Autor: erikahirs@gmail.com

  • Domingo, 10 de maio de 2026.

    Na quarta-feira vou para Rio Preto celebrar o Dia das Mães. Sempre que viajo — e são poucas viagens desde que nos mudamos para cá, quase todas para a cidade da minha família — sou tomada por uma angústia leve que fica pairando pelos dias até o momento em que coloco a mochila nas costas e entro no ônibus.

    Então começa uma antiga peregrinação: um trânsito por um mundo do qual já não faço parte, e talvez nunca mais faça. Um mundo do qual, de fato, nunca senti que fiz parte; que apenas testemunhava acontecer, com estranhamento, quando ainda não tinha encontrado o meu lugar.

    O estranho de peregrinar por Rio Preto é que essa sensação de estar fora do meu lar acontece justamente no meio da familiaridade amorosa de estar com minha mãe, meus irmãos, meus sobrinhos, minha avó. Há algo nisso que mexe com lugares sem nome dentro de mim.

    No último final de semana, a Claudia esteve aqui. Já no primeiro dia conversamos sobre coisas difíceis; outras, exorcizamos. Na fogueira da segunda noite, tirei um I Ching para uma pergunta íntima e silenciosa — certamente, no meu caso, sobre como atravessar essa viagem. Veio o hexagrama 58, Tui, a Alegria.

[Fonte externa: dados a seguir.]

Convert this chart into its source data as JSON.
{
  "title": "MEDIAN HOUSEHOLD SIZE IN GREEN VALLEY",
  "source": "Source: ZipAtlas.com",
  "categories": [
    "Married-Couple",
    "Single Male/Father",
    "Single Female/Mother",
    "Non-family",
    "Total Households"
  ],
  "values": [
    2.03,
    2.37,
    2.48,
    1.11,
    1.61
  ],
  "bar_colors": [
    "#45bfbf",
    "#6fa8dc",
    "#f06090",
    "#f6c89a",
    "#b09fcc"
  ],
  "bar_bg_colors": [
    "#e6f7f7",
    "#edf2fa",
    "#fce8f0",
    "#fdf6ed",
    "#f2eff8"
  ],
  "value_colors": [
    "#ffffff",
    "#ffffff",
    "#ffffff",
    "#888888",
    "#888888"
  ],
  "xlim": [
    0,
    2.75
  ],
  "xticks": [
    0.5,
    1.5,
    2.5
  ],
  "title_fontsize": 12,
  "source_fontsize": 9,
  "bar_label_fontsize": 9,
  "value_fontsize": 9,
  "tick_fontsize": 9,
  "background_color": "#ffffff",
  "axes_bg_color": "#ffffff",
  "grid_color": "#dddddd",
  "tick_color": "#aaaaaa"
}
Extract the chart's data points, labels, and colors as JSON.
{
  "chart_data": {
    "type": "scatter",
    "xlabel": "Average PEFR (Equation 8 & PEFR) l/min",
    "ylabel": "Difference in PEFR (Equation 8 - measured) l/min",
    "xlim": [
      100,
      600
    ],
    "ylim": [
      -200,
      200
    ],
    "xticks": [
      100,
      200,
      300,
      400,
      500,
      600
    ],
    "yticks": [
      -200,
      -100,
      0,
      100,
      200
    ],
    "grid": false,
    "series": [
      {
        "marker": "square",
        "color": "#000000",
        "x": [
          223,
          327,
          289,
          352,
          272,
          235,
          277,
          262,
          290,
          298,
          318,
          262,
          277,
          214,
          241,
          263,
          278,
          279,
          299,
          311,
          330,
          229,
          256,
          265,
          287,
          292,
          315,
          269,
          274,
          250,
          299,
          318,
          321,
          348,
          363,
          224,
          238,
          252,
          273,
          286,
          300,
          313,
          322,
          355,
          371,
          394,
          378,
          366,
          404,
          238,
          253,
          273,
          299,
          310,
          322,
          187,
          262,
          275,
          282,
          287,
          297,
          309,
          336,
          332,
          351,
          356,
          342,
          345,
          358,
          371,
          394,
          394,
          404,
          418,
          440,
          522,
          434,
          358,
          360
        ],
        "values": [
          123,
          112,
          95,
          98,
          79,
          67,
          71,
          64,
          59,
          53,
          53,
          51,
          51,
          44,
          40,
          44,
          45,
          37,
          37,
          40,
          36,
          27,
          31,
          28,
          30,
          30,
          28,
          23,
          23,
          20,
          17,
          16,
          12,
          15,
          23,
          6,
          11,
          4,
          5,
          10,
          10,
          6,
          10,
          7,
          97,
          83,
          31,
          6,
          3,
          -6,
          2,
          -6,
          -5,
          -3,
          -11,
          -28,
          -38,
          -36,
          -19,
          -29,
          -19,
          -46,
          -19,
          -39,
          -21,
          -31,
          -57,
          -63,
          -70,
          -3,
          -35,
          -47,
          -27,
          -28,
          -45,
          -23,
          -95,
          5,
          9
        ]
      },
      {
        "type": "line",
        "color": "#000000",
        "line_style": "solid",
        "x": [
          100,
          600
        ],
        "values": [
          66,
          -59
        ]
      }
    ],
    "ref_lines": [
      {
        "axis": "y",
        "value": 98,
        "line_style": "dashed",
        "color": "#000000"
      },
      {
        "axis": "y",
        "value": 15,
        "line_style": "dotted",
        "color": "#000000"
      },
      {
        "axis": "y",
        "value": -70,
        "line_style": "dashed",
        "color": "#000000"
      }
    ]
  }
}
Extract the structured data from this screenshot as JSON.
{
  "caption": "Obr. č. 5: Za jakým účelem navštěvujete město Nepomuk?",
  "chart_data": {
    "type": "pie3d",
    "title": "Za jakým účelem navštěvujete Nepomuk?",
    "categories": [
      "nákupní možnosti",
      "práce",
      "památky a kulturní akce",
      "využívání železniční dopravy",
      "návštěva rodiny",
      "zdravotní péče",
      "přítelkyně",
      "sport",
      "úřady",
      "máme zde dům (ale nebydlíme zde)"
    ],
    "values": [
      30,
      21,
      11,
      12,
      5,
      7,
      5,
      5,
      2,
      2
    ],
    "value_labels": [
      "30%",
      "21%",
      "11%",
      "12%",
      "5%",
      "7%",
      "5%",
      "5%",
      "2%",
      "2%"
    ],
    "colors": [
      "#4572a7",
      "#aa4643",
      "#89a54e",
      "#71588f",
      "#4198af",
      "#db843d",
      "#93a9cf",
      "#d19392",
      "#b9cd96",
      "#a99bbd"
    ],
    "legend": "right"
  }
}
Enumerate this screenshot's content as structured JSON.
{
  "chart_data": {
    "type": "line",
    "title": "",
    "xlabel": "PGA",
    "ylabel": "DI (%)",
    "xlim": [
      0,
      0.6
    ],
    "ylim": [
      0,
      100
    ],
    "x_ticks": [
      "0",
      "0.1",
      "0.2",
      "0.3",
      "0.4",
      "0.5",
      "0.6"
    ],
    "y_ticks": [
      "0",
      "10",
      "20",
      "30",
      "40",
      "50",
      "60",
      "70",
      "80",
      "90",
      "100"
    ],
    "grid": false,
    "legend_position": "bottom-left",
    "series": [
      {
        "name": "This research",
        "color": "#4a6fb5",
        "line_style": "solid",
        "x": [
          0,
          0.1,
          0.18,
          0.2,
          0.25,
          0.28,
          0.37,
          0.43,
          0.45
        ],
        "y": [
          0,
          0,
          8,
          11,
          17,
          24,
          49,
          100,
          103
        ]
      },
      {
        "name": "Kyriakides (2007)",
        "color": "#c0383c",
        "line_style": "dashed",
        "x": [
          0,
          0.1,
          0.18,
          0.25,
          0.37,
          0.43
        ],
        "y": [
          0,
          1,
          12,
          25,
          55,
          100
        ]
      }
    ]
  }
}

    Desde então, algo assentou dentro de mim. Sem isso, eu provavelmente teria passado a semana me arrastando entre pensamentos sobre a finitude das coisas e a irritação por ter que sair do meu canto.

    Mas vou ver minha família na semana que vem, e estou feliz, apesar de toda a dificuldade e desconforto do percurso. Ainda mais agora, que o frio está começando, e a baldeação na rodoviária aberta e gelada de Campinas promete um resfriado. 

    Mas hoje terminei um gorro de lã laranja para usar na viagem. É o meu segundo gorro de crochê: o primeiro foi um cinza, para o Li, feito depois do sexto xale. E então quis colocar uma etiquetazinha de couro sintético nas peças que faço, com o nome do sítio, e um logo com os símbolos ligados ao que ele significa para nós. O Li me ajudou a desenhá-lo, e daí veio a vontade de fazer este site: um lugar onde eu possa reunir tudo o que me toca e me comove nesta vida que inventamos juntos. E assim, estamos aqui. Recolhidos, inicialmente. Protegidos de olhos curiosos. Com o tempo, quem sabe não abrimos a nossa porteira para futuros leitores?